Overview
Four times a year, we utilize your income to help determine how much you owe in estimated tax each quarter. The quarterly estimated tax is paid toward your tax bill in quarterly installments towards federal and state taxes.
What are quarterly tax estimates?
If you are self-employed and will owe more than $1,000 in taxes at the end of the fiscal year, the IRS requires you to pay your taxes four times a year in estimated payments. These payments are standard for those not working for an employer and, therefore, not subject to tax withholding.
Who should pay quarterly tax estimates?
- A sole proprietor
- A shareholder of an S Corporation
- A member of a partnership that conducts business, such as an LLC
- An independent contractor collecting 1099 income
How are quarterly tax estimates calculated?
Estimated taxes are typically calculated using the safe harbor method, which takes your prior year's tax liability and the amount of taxes you owed last year based on last year’s income and adds it to your total income for the current tax year.
At Heard, we provide both federal quarterly tax estimates and estimates for your state ( if applicable.) We utilize your tax filing information (such as your income level and filing status) to provide these estimates for you while taking into consideration tax deductions and other eligible taxes you may owe. See: How does Heard calculate quarterly estimated taxes?
When are quarterly taxes due?
For estimated tax purposes, the year is divided into four payment periods, each with a specific payment due date.

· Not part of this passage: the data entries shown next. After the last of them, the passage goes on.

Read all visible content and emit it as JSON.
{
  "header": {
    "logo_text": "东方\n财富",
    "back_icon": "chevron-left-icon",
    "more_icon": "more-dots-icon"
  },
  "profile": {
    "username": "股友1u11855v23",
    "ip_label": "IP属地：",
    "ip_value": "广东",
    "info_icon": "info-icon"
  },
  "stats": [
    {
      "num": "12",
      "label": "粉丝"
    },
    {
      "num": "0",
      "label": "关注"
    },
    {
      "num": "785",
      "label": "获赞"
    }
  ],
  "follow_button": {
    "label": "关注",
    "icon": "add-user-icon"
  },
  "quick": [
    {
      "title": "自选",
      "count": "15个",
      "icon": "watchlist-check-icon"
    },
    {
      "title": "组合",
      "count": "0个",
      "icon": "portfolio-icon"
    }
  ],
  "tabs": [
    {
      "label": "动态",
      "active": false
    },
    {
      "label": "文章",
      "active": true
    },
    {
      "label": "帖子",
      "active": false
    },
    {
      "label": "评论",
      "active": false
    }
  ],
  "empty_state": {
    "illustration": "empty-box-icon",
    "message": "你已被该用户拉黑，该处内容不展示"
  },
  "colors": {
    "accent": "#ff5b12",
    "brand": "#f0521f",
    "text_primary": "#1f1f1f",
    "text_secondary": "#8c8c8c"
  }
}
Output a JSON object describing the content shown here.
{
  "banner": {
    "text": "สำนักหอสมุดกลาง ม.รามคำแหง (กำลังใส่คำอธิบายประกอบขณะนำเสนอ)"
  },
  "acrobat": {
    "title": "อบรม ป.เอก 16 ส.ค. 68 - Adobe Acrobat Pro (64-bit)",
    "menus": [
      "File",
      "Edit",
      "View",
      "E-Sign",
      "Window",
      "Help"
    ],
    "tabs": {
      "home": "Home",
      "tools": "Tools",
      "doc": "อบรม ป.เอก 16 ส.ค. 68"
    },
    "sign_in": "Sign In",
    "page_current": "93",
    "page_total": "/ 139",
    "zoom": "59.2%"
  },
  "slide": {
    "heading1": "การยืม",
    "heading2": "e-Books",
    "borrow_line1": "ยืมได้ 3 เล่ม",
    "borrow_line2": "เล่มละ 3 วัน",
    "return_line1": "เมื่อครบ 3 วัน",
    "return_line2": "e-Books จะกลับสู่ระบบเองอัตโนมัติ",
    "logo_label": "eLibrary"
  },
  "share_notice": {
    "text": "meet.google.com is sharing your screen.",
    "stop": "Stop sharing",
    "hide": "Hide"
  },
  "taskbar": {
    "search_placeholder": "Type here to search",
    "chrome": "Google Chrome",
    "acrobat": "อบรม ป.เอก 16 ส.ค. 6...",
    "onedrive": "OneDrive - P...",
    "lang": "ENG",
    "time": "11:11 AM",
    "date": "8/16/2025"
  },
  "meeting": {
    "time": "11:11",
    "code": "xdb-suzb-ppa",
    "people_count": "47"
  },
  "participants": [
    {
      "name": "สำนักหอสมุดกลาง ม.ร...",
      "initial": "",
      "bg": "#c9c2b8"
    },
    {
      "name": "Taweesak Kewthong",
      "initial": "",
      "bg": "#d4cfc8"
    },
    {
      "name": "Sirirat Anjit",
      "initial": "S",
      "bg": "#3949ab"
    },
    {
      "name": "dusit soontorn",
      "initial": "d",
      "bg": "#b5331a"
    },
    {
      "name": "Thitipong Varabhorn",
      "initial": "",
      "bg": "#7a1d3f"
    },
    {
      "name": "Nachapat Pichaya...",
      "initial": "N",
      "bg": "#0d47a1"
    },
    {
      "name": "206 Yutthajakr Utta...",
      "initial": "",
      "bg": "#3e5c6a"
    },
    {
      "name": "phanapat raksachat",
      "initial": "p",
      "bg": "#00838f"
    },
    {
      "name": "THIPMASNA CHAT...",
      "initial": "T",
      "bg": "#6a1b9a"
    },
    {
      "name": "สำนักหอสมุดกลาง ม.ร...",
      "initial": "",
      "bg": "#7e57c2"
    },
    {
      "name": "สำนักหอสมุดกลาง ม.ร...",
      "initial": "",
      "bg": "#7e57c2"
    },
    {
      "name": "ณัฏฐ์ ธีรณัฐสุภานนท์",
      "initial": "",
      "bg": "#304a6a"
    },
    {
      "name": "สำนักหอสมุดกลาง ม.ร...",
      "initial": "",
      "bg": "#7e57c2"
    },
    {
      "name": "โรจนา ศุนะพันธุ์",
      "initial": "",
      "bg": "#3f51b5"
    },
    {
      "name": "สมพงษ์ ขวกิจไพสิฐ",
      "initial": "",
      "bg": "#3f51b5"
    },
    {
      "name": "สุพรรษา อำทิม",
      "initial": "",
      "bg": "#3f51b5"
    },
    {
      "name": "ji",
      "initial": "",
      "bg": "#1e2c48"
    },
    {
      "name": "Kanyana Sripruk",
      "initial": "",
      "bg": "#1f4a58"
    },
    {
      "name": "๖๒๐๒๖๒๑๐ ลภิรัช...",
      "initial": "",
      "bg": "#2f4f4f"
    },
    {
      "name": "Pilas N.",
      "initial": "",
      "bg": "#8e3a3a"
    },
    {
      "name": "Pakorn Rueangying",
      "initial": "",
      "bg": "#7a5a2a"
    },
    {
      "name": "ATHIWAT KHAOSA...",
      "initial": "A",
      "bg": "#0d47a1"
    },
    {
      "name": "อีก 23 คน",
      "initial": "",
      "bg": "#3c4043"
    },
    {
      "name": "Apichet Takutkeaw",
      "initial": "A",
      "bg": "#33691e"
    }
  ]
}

Months accounted for in the calculation | Payment Due Date | |
Quarter 1 | January and February | April 15th |
Quarter 2 | January - April | June 15th |
Quarter 3 | January - July | September 15th |
Quarter 4 | January - November | January 15th |
If you don't pay enough tax by the due date of each of the payment periods, you may be charged a penalty even if you are due a refund when you file your income tax return.
If the payment due date falls on a weekend or holiday, the deadline moves to the next business day.
Do I have to pay quarterly payments as an S Corporation?
Yes, you are required to pay quarterly taxes. S Corps are pass-through entities, meaning that the business' income and losses are passed through to the shareholders on their personal tax returns.
Although you pay payroll taxes on your W-2 wages through your payroll provider, you must still pay income tax on the business earnings to the IRS and your state entity (if applicable). However, you will notice that your estimates are substantially lower than they would be as a Sole Proprietor.
Payment and avoiding penalties
We highly recommend paying these on a quarterly basis to keep an accurate and ongoing financial picture of your practice throughout the year. You'll also reduce your risk of underpayment penalty and interest from the IRS and state tax authorities.
If you don’t pay enough tax through withholding and estimated tax payments, you may have to pay a penalty. You also may have to pay a penalty if your estimated tax payments are late, even if you are due a refund when you file your tax return.